TERDAFTAR DI BPOM, APAKAH SUDAH PASTI HALAL?
Tahukah
Anda? Produk yang terdaftar di BPOM
RI, ternyata belum tentu mempunyai sertifikat halal.
Masih
banyak masyarakat yang bingung dengan regulasi peredaran produk di Indonesia.
Salah satunya berkaitan dengan izin edar dan sertifikasi halal produk. Sebagian
masyarakat berasumsi bahwa sebuah produk yang telah mengantongi izin edar juga
sudah dapat dipastikan kehalalannya. Benarkah demikian?
Sebelum
diizinkan beredar di Indonesia, sebuah produk harus melalui serangkaian proses
pemeriksaan keamanan produk. Hal ini guna menentukan kelayakan produk untuk
dikonsumsi oleh masyarakat, utamanya terkait dengan ada atau tidaknya kandungan
berbahaya dalam sebuah produk.
Jika
telah dinyatakan lolos uji keamanan, sebuah produk akan mendapatkan persetujuan
izin edar dari lembaga terkait seperti Badan Pengawas Obat dan Makanan (BPOM)
Republik Indonesia (RI). Produk pun diwajibkan untuk mencantumkan bukti
persetujuan izin edar pada kemasan produknya berupa logo atau label tertentu,
sesuai dengan jenis produk.
Sementara
itu, terkait dengan sertifikasi halal, persetujuan izin edar menjadi salah satu
dokumen yang dipersyaratkan dalam proses sertifikasi halal. Lembaga Pengkajian
Pangan, Obat-obatan, dan Kosmetika Majelis Ulama Indonesia (LPPOM MUI), dalam
menjalankan fungsinya Lembaga Pemeriksa Halal (LPH), selalu menekankan prinsip
halalan thayyiban.
Artinya,
sebuah produk yang dinyatakan halal, juga harus dinyatakan aman dikonsumsi.

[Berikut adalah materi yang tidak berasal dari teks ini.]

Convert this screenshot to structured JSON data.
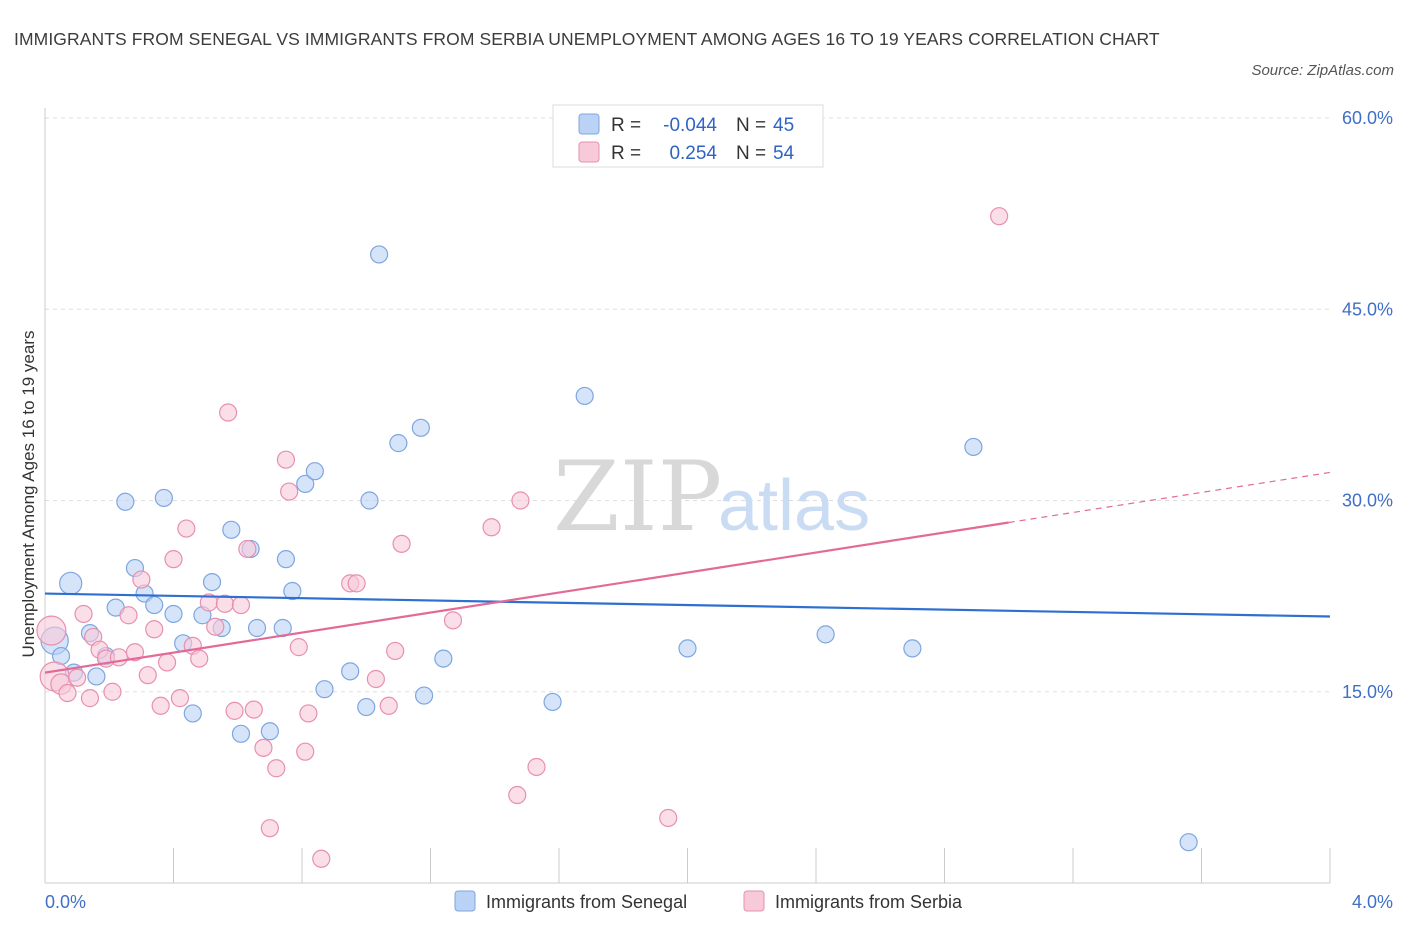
{
  "title": "IMMIGRANTS FROM SENEGAL VS IMMIGRANTS FROM SERBIA UNEMPLOYMENT AMONG AGES 16 TO 19 YEARS CORRELATION CHART",
  "source": "Source: ZipAtlas.com",
  "watermark": {
    "zip": "ZIP",
    "atlas": "atlas"
  },
  "colors": {
    "senegal_fill": "#b9d2f5",
    "senegal_stroke": "#7ea6e0",
    "senegal_line": "#2f6fcf",
    "serbia_fill": "#f8c9d8",
    "serbia_stroke": "#e88fb0",
    "serbia_line": "#e36a97",
    "axis_label": "#3f6fc6",
    "grid": "#dddddd"
  },
  "legend": {
    "r_label": "R =",
    "n_label": "N =",
    "rows": [
      {
        "r": "-0.044",
        "n": "45"
      },
      {
        "r": "0.254",
        "n": "54"
      }
    ]
  },
  "chart_data": {
    "type": "scatter",
    "title": "IMMIGRANTS FROM SENEGAL VS IMMIGRANTS FROM SERBIA UNEMPLOYMENT AMONG AGES 16 TO 19 YEARS CORRELATION CHART",
    "xlabel": "",
    "ylabel": "Unemployment Among Ages 16 to 19 years",
    "xlim": [
      0,
      4
    ],
    "ylim": [
      0,
      60
    ],
    "x_tick_labels": [
      "0.0%",
      "4.0%"
    ],
    "y_ticks": [
      15,
      30,
      45,
      60
    ],
    "y_tick_labels": [
      "15.0%",
      "30.0%",
      "45.0%",
      "60.0%"
    ],
    "legend_position": "top-center",
    "series": [
      {
        "name": "Immigrants from Senegal",
        "r": -0.044,
        "n": 45,
        "trend": {
          "x": [
            0,
            4
          ],
          "y": [
            22.7,
            20.9
          ],
          "dashed_from": null
        },
        "points": [
          [
            0.03,
            19.0,
            1.6
          ],
          [
            0.05,
            17.8,
            1.0
          ],
          [
            0.08,
            23.5,
            1.3
          ],
          [
            0.09,
            16.5,
            1.0
          ],
          [
            0.14,
            19.6,
            1.0
          ],
          [
            0.16,
            16.2,
            1.0
          ],
          [
            0.19,
            17.8,
            1.0
          ],
          [
            0.22,
            21.6,
            1.0
          ],
          [
            0.25,
            29.9,
            1.0
          ],
          [
            0.28,
            24.7,
            1.0
          ],
          [
            0.31,
            22.7,
            1.0
          ],
          [
            0.34,
            21.8,
            1.0
          ],
          [
            0.37,
            30.2,
            1.0
          ],
          [
            0.4,
            21.1,
            1.0
          ],
          [
            0.43,
            18.8,
            1.0
          ],
          [
            0.46,
            13.3,
            1.0
          ],
          [
            0.49,
            21.0,
            1.0
          ],
          [
            0.52,
            23.6,
            1.0
          ],
          [
            0.55,
            20.0,
            1.0
          ],
          [
            0.58,
            27.7,
            1.0
          ],
          [
            0.61,
            11.7,
            1.0
          ],
          [
            0.64,
            26.2,
            1.0
          ],
          [
            0.66,
            20.0,
            1.0
          ],
          [
            0.7,
            11.9,
            1.0
          ],
          [
            0.74,
            20.0,
            1.0
          ],
          [
            0.75,
            25.4,
            1.0
          ],
          [
            0.77,
            22.9,
            1.0
          ],
          [
            0.81,
            31.3,
            1.0
          ],
          [
            0.84,
            32.3,
            1.0
          ],
          [
            0.87,
            15.2,
            1.0
          ],
          [
            0.95,
            16.6,
            1.0
          ],
          [
            1.0,
            13.8,
            1.0
          ],
          [
            1.01,
            30.0,
            1.0
          ],
          [
            1.04,
            49.3,
            1.0
          ],
          [
            1.1,
            34.5,
            1.0
          ],
          [
            1.17,
            35.7,
            1.0
          ],
          [
            1.18,
            14.7,
            1.0
          ],
          [
            1.24,
            17.6,
            1.0
          ],
          [
            1.58,
            14.2,
            1.0
          ],
          [
            1.68,
            38.2,
            1.0
          ],
          [
            2.0,
            18.4,
            1.0
          ],
          [
            2.43,
            19.5,
            1.0
          ],
          [
            2.7,
            18.4,
            1.0
          ],
          [
            2.89,
            34.2,
            1.0
          ],
          [
            3.56,
            3.2,
            1.0
          ]
        ]
      },
      {
        "name": "Immigrants from Serbia",
        "r": 0.254,
        "n": 54,
        "trend": {
          "x": [
            0,
            4
          ],
          "y": [
            16.5,
            32.2
          ],
          "dashed_from": 3.0
        },
        "points": [
          [
            0.02,
            19.8,
            1.7
          ],
          [
            0.03,
            16.2,
            1.7
          ],
          [
            0.05,
            15.6,
            1.2
          ],
          [
            0.07,
            14.9,
            1.0
          ],
          [
            0.1,
            16.1,
            1.0
          ],
          [
            0.12,
            21.1,
            1.0
          ],
          [
            0.14,
            14.5,
            1.0
          ],
          [
            0.15,
            19.3,
            1.0
          ],
          [
            0.17,
            18.3,
            1.0
          ],
          [
            0.19,
            17.6,
            1.0
          ],
          [
            0.21,
            15.0,
            1.0
          ],
          [
            0.23,
            17.7,
            1.0
          ],
          [
            0.26,
            21.0,
            1.0
          ],
          [
            0.28,
            18.1,
            1.0
          ],
          [
            0.3,
            23.8,
            1.0
          ],
          [
            0.32,
            16.3,
            1.0
          ],
          [
            0.34,
            19.9,
            1.0
          ],
          [
            0.36,
            13.9,
            1.0
          ],
          [
            0.38,
            17.3,
            1.0
          ],
          [
            0.4,
            25.4,
            1.0
          ],
          [
            0.42,
            14.5,
            1.0
          ],
          [
            0.44,
            27.8,
            1.0
          ],
          [
            0.46,
            18.6,
            1.0
          ],
          [
            0.48,
            17.6,
            1.0
          ],
          [
            0.51,
            22.0,
            1.0
          ],
          [
            0.53,
            20.1,
            1.0
          ],
          [
            0.56,
            21.9,
            1.0
          ],
          [
            0.57,
            36.9,
            1.0
          ],
          [
            0.59,
            13.5,
            1.0
          ],
          [
            0.61,
            21.8,
            1.0
          ],
          [
            0.63,
            26.2,
            1.0
          ],
          [
            0.65,
            13.6,
            1.0
          ],
          [
            0.68,
            10.6,
            1.0
          ],
          [
            0.7,
            4.3,
            1.0
          ],
          [
            0.72,
            9.0,
            1.0
          ],
          [
            0.75,
            33.2,
            1.0
          ],
          [
            0.76,
            30.7,
            1.0
          ],
          [
            0.79,
            18.5,
            1.0
          ],
          [
            0.81,
            10.3,
            1.0
          ],
          [
            0.82,
            13.3,
            1.0
          ],
          [
            0.86,
            1.9,
            1.0
          ],
          [
            0.95,
            23.5,
            1.0
          ],
          [
            0.97,
            23.5,
            1.0
          ],
          [
            1.03,
            16.0,
            1.0
          ],
          [
            1.07,
            13.9,
            1.0
          ],
          [
            1.09,
            18.2,
            1.0
          ],
          [
            1.11,
            26.6,
            1.0
          ],
          [
            1.27,
            20.6,
            1.0
          ],
          [
            1.39,
            27.9,
            1.0
          ],
          [
            1.48,
            30.0,
            1.0
          ],
          [
            1.47,
            6.9,
            1.0
          ],
          [
            1.53,
            9.1,
            1.0
          ],
          [
            1.94,
            5.1,
            1.0
          ],
          [
            2.97,
            52.3,
            1.0
          ]
        ]
      }
    ]
  }
}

Jika dinyatakan berbahaya, maka secara otomatis produk tersebut tidak bisa
mendapatkan sertifikat halal. Hal ini merupakan bentuk kontribusi LPH LPPOM MUI
dalam menjaga konsumen Indonesia untuk dapat terus mengonsumsi produk yang aman
lagi halal.
“Logo
halal MUI yang tercantum dalam kemasan produk merupakan bukti bahwa suatu
produk telah melalui serangkaian proses pemeriksaan halal yang menjadi landasan
dikeluarkannya fatwa bahwa produk tersebut halal dikonsumsi,” terang Direktur
Eksekutif LPPOM MUI, Ir. Muti Arintawati, M.Si.
Muti
menekankan bahwa izin edar dan sertifikasi halal dilakukan oleh dua lembaga
yang berbeda dengan dua proses pemeriksaan yang berbeda. Karena itu, dapat
dipastikan saat ini belum semua produk dengan persetujuan izin edar juga telah
mengantongi sertifikat halal.
“Adapun
sebaliknya, karena persetujuan izin edar menjadi salah satu prasyarat dokumen
yang harus dipenuhi dalam proses sertifikasi halal, maka produk yang sudah
disertifikasi halal juga dapat dikatakan aman dikonsumsi oleh masyarakat,”
jelas Muti.
Baik
izin edar maupun sertifikat halal, keduanya telah diatur dalam regulasi oleh
Pemerintah Indonesia. Salah satunya tercantum dalam Undang-Undang Nomor 18
Tahun 2012 tentang Pangan. Adapun regulasi terkait kewajiban produk halal
secara khusus dituangkan dalam Undang-Undangan Nomor 33 Tahun 2014 tentang
Jaminan Produk Halal.
Karena
telah memiliki kekuatan hukum, ketika ada oknum produsen atau penjual yang
melakukan penipuan atau pemalsuan produk terhadap konsumen dengan mencantumkan
persetujuan izin edar maupun logo halal pada kemasan produknya tanpa melalui
proses izin edar maupun sertifikasi halal, maka tindakan ini dapat dituntut
secara hukum.
Adapun
sanksi yang diterima pelanggar dapat berupa sanksi administratif seperti denda,
penghentian sementara dari kegiatan produksi dan/atau peredaran, penarikan
produk dari peredaran oleh produsen, ganti rugi, hingga pencabutan izin.